Pompeii and Herculaneum: Life and death

British Museum, 28 March - 29 September 2013

Marble relief showing Bacchus and his followers, Pompeii.
From the Soprintendenza Speciale per i Beni Archeologici di Napoli e Pompei

Insights into the daily life of a culture that remains the foundation of Western civilisation, but limited on the terrible paradox that this is one of the few slave societies that have existed.

Not so long ago, at least the popular image of ancient Rome was one of clean white marble, white togas, and fringe haircuts. We can thank the excavations of Pompeii and Herculaneum for giving us a more colourful, bawdy version of the period.

Pompeii had a population of around 15,000, or the same as the admittedly large village of Kidlington, outside Oxford. Herculaneum was about a third the size. Comparatively, Rome itself at the time of Vesuvius erupting may have had a population of a million or more, so a decent city even by our standards now.

So as an urban centre, we shouldn't expect too much of what we find in these 'towns'. It makes sense for the curators of this fascinating exhibition to focus on what the archaeological evidence tells us about daily urban life, rather than the artistic quality of the early Roman Empire.

That said, some of the art here is impressive. The marble reliefs in particular are classical in the best, old-fashioned sense.

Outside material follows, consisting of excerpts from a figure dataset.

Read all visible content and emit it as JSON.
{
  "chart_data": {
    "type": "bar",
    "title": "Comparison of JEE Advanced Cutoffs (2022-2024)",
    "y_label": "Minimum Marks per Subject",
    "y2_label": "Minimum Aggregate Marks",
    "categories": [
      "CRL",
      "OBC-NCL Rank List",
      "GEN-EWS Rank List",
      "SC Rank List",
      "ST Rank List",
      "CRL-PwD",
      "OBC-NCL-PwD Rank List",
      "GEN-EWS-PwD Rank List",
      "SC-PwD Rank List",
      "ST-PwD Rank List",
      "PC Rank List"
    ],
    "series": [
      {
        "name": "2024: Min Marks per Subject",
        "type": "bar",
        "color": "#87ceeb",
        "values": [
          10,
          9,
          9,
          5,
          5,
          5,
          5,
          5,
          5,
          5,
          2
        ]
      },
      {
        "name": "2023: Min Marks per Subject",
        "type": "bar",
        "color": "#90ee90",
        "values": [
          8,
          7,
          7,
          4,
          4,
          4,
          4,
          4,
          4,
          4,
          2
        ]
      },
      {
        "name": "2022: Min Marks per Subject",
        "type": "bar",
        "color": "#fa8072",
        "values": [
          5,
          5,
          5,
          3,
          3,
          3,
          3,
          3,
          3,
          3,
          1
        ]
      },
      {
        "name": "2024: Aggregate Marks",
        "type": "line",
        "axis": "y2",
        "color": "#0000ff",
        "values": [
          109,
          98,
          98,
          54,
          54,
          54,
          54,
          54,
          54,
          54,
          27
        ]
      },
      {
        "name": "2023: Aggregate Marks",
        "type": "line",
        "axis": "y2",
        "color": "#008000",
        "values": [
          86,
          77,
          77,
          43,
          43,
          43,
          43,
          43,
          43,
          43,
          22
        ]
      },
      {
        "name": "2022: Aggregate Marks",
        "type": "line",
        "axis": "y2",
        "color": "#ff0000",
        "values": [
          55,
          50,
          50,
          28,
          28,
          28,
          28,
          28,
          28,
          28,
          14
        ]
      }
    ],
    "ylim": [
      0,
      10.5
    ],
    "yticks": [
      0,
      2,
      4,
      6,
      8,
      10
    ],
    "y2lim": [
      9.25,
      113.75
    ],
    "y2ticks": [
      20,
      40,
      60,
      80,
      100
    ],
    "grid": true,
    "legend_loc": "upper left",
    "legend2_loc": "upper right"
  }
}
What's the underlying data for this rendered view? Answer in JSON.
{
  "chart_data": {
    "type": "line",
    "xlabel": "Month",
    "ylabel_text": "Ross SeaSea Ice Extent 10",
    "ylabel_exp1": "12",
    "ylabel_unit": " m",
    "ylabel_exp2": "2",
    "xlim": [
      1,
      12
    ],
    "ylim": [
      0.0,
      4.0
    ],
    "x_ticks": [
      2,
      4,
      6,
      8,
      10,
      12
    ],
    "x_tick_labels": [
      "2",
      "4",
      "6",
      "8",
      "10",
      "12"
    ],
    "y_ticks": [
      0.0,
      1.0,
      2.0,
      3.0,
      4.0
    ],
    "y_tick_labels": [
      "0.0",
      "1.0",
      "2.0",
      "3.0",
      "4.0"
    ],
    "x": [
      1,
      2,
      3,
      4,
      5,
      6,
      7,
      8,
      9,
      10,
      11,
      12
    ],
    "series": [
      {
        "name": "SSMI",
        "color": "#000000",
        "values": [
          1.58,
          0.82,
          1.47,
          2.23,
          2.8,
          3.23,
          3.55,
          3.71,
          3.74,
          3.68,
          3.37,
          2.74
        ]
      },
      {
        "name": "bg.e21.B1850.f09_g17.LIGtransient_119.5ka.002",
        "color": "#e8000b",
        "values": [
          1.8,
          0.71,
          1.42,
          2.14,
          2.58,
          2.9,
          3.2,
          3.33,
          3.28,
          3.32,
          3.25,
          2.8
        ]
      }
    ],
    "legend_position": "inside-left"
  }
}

And the portraits, in either 2 or 3 dimensions, are wonderful. On the other hand, perhaps because frescoes can't be imported, and have to be made in situ, the examples here are understandably uninspiring.

It's still something of a magical exhibition, partly recreating a large town house in Pompeii within the beautiful neoclassicism of the old British Library reading room, parts of which can be seen above as spectators walk around.

Presumably the town house is just that - the residence for a wealthy family in town. Perhaps they would have owned large tracts of rural farmland, and may have spent much of their time in a larger rural villa.

Otherwise, the townhouse here would seem small for a decent sized family, especially given the large number of slaves that were required. With this rural hinterland in mind, the part-garden, part-house layout becomes explicable, not to mention the shopfront that had to be passed through in order to reach the central atrium.

The visit is enlivened by sexually explicit garden furniture, a statue of Hercules drunk, and ribald toilet graffiti. This might lead us to think the ancient Romans were less prudish than us, but as the curators point out, they rarely enjoyed privacy, with slaves always present.

This aspect - the omnipresence of slavery - is necessarily downplayed in this show. I can't easily see how to convey that sense, nor the horrifying implications of it in terms of demand for slaves.

So while the exhibition helps us take a further step away from the image of ancient Romans as dignified elder geniuses, it still doesn't embed us within the slave society. Any attempt to really show the daily life in the period must tackle this problem head-on, and for this reason we still get only a partial view here.